Um die unberechtigte Vorbeifahrt an haltzeigenden Signalen zu verhindern, erhalten alle Form- und Lichthauptsignale, Signalverbindungen sowie wichtige Gleissperrsignale und Wartezeichen [1] Streckenanschläge. Der Streckenanschlag bildet zusammen mit der Fahrzeugausrüstung der S-Bahntriebwagen das System Fahrsperre. Es wurde unter der Bezeichnung »Bernauer Fahrsperre« Mitte der zwanziger Jahre zuerst auf der bereits elektrifizierten Strecke nach Bernau erprobt und eingeführt. Der Streckenanschlag wird in Fahrtrichtung rechts am Gleis angebaut und hat eine drehbar gelagerte Sperrschiene, die bei Haltstellung des zugehörigen Signals den Auslösehebel eines daran vorbeifahrenden Fahrzeugs gegen die Fahrtrichtung umlegt. Das Umlegen des Auslösehebels führt unmittelbar oder über eine elektrische Steuerung zur Entlüftung der durchgehenden Hauptluftleitung bzw. zur Unterbrechung der elektrischen Bremsschleife, so daß der Druckabfall die Steuerventile der einzelnen Wagen umsteuert und dadurch die Bremsen der Fahrzeuge ansprechen läßt.
Bei Fahrtstellung des betreffenden Signals wird die Sperrschiene durch einen elektrischen Antrieb oder durch mechanische Kupplung mit dem mechanischen Signalantrieb in die Freilage bewegt, in der der Auslösehebel unbeeinflußt bleibt.

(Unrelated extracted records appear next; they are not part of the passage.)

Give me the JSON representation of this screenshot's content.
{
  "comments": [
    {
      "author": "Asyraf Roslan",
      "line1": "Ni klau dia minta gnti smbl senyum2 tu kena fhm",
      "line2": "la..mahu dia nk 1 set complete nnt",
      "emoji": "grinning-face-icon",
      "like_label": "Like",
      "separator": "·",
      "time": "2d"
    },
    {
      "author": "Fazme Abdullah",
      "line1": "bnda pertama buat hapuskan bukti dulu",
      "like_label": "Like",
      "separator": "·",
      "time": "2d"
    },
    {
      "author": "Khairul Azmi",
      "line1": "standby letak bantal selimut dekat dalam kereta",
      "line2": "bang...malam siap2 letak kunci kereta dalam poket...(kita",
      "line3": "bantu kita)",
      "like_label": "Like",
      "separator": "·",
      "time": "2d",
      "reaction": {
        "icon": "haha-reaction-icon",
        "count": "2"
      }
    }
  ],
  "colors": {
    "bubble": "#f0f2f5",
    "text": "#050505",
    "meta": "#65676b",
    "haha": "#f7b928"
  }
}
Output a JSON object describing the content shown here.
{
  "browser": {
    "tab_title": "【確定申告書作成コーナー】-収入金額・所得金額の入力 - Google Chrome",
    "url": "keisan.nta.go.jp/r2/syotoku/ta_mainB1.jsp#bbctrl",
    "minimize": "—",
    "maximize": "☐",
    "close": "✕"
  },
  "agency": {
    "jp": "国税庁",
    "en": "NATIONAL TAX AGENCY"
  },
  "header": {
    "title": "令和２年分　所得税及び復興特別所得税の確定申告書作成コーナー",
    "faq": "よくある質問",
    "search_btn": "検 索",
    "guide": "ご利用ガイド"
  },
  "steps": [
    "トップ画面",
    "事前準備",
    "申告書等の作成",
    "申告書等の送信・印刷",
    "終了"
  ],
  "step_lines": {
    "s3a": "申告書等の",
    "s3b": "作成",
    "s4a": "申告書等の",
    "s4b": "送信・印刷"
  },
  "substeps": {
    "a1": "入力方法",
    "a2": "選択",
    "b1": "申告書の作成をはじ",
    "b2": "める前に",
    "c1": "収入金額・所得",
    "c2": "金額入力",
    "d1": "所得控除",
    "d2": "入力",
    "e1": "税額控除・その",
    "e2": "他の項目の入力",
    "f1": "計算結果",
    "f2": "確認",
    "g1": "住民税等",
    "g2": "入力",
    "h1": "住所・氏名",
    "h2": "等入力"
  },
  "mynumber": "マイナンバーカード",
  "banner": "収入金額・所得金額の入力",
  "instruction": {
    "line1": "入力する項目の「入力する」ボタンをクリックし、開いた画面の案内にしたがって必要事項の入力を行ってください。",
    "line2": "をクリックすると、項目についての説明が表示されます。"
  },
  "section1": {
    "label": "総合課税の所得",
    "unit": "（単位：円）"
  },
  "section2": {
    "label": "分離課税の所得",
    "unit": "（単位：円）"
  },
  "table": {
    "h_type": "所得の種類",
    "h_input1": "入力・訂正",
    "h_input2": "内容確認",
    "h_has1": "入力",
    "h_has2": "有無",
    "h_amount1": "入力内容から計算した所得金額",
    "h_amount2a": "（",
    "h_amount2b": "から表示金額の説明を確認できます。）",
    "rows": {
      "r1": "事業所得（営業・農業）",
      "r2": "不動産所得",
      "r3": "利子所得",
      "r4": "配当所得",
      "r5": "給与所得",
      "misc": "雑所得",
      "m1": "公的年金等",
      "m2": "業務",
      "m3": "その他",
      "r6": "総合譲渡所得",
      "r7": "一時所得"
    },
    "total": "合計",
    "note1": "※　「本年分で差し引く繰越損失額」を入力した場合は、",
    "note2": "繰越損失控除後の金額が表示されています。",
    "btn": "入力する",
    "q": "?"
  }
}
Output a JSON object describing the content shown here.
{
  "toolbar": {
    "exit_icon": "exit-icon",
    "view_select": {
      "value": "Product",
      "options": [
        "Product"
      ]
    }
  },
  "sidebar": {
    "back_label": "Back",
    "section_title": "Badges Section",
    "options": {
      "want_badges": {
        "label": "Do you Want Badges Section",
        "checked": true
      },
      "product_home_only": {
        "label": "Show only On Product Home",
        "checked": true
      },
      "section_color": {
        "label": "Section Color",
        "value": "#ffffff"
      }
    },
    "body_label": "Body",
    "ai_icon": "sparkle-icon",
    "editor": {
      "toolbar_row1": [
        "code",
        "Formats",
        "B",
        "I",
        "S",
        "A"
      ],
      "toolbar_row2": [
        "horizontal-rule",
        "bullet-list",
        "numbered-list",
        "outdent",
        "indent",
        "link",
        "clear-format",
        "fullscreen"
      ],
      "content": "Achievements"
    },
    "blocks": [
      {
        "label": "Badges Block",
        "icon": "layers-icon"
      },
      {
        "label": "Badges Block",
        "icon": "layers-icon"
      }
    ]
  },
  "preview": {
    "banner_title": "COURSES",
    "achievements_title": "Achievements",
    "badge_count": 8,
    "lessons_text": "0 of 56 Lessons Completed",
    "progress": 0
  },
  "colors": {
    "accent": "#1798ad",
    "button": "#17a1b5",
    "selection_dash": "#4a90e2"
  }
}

Bild: mechanische Fahrsperre in Spindlersfeld

Mechanischer Streckenanschlag am Ausfahrsignal B des Bahnhofes Spindlersfeld (um 1986)

Zur Erfassung unberechtigter Vorbeifahrten befindet sich auf dem Führerstand der Triebwagen ein Zählwerk, das jede Beeinflussung registriert. Vor einer erlaubten Vorbeifahrt auf Ersatzsignal oder Befehl hat der Triebwagenführer einen besonderen Ersatzsignalschalter zu bedienen, der ebenfalls mit einem Zählwerk gekoppelt ist. Zu beiden Zählwerken wird ein Nachweis geführt, in dem die verbrauchten Nummern zu begründen sind. Später wurden auch die Hl- und Ks-Signale mit Streckenanschlägen ausgerüstet. Die Fahrsperre ist auch heute noch flächendeckend im Netz der Berliner S-Bahn im Einsatz.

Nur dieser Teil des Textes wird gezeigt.